On the number of inequivalent linearized Reed-Solomon codes
This work addresses a classification problem in coding theory for researchers studying sum-rank metric codes, providing a theoretical framework to distinguish inequivalent LRS codes, which is incremental as it builds on known generalizations of Reed-Solomon and Gabidulin codes.
The paper tackled the problem of classifying equivalence for linearized Reed-Solomon (LRS) codes, which are maximum sum-rank distance codes, by proving that two LRS codes are equivalent if and only if their defining sets of norms coincide up to multiplication by an element of the finite field, and derived formulas to count the number of inequivalent codes.

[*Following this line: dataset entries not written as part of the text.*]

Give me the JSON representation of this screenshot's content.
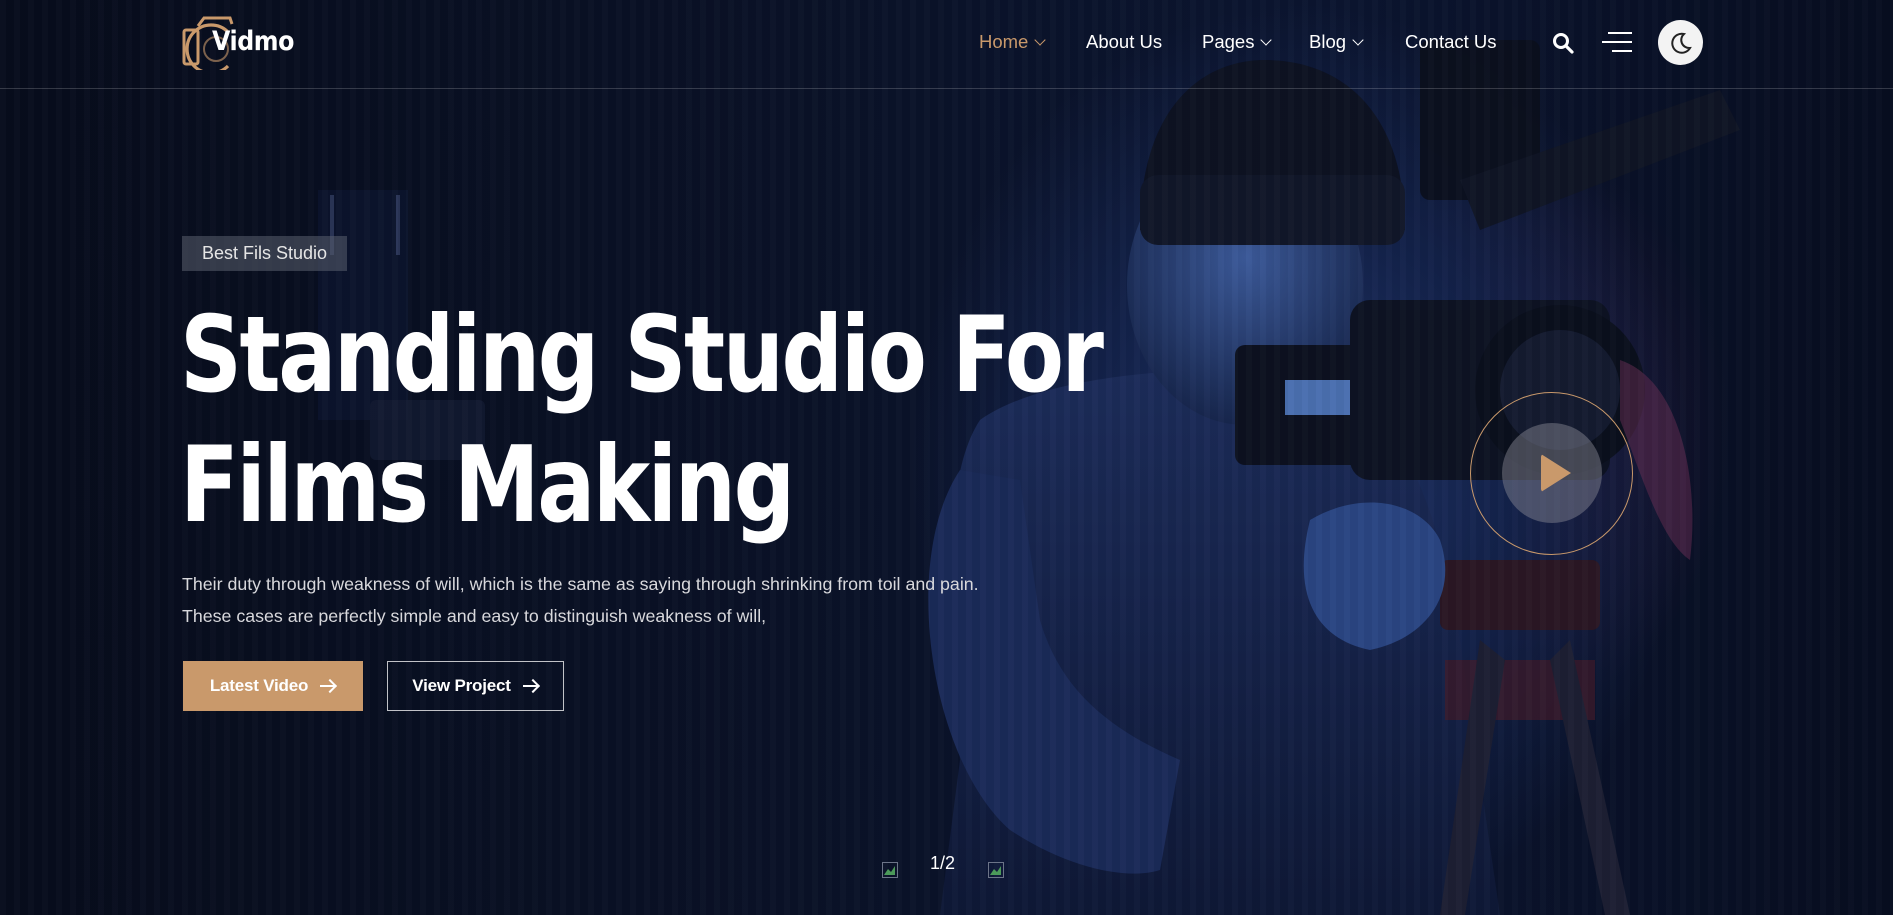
{
  "brand": {
    "name": "Vidmo",
    "accent": "#c9996b"
  },
  "nav": {
    "items": [
      {
        "label": "Home",
        "active": true,
        "has_dropdown": true
      },
      {
        "label": "About Us",
        "active": false,
        "has_dropdown": false
      },
      {
        "label": "Pages",
        "active": false,
        "has_dropdown": true
      },
      {
        "label": "Blog",
        "active": false,
        "has_dropdown": true
      },
      {
        "label": "Contact Us",
        "active": false,
        "has_dropdown": false
      }
    ],
    "icons": [
      "search-icon",
      "menu-icon",
      "moon-icon"
    ]
  },
  "hero": {
    "badge": "Best Fils Studio",
    "title_line1": "Standing Studio For",
    "title_line2": "Films Making",
    "desc_line1": "Their duty through weakness of will, which is the same as saying through shrinking from toil and pain.",
    "desc_line2": "These cases are perfectly simple and easy to distinguish weakness of will,",
    "primary_button": "Latest Video",
    "secondary_button": "View Project",
    "play_icon": "play-icon"
  },
  "slider": {
    "counter": "1/2",
    "prev_icon": "prev-arrow-icon",
    "next_icon": "next-arrow-icon"
  }
}
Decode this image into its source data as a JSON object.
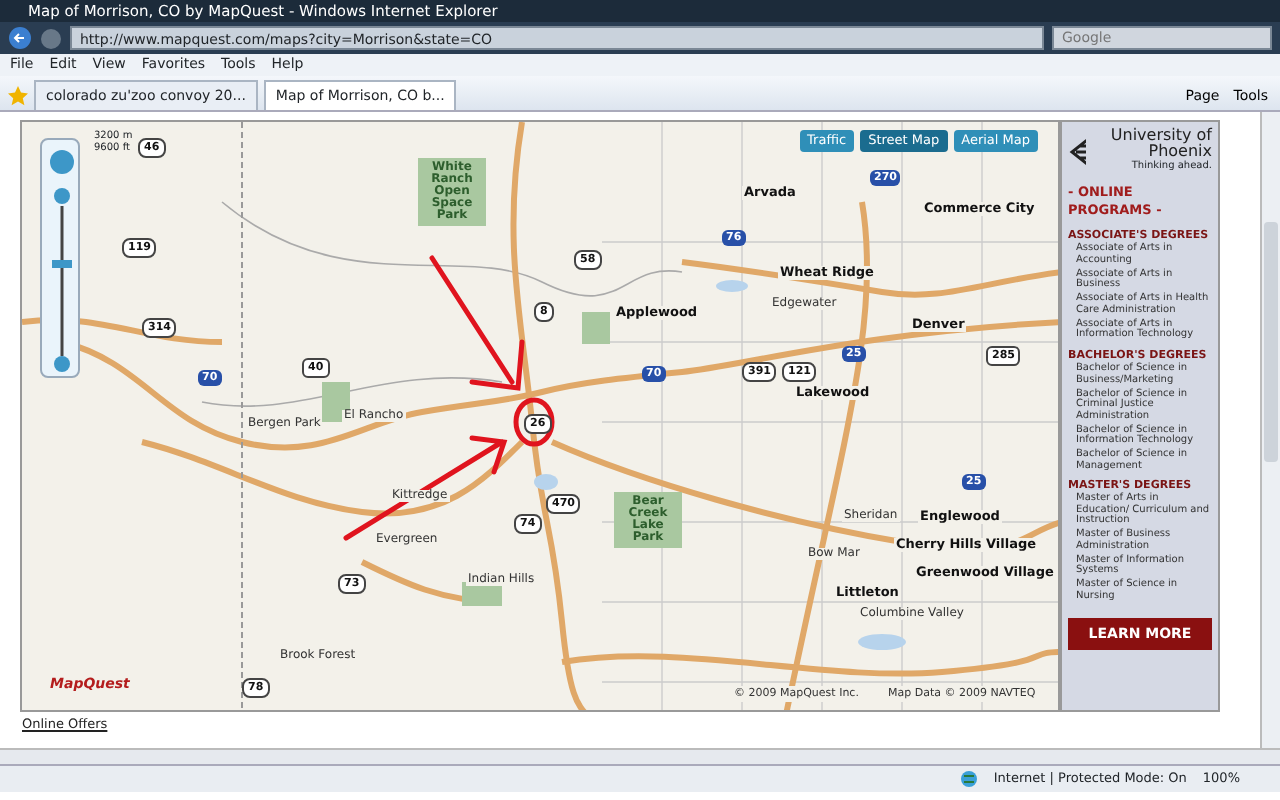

Linearized Reed-Solomon (LRS) codes form an important family of maximum sum-rank distance (MSRD) codes that generalize both Reed--Solomon codes and Gabidulin codes. In this paper we study the equivalence problem for LRS codes and determine the number of inequivalent codes within this family. Using the correspondence between sum-rank metric codes and systems of $\mathbb{F}_q$-subspaces, we analyze the stabilizer of the Gabidulin system and derive a characterization of equivalence between LRS codes. In particular, we prove that two LRS codes are equivalent if and only if the sets of norms that define the codes coincide up to multiplication by an element of $\mathbb{F}_q^\ast$. This description allows us to reduce the classification problem to the action of $\mathbb{F}_q^\ast$ on subsets of $\mathbb{F}_q^\ast$. As a consequence, we derive formulas for the number of inequivalent linearized Reed-Solomon codes and illustrate the results with explicit examples.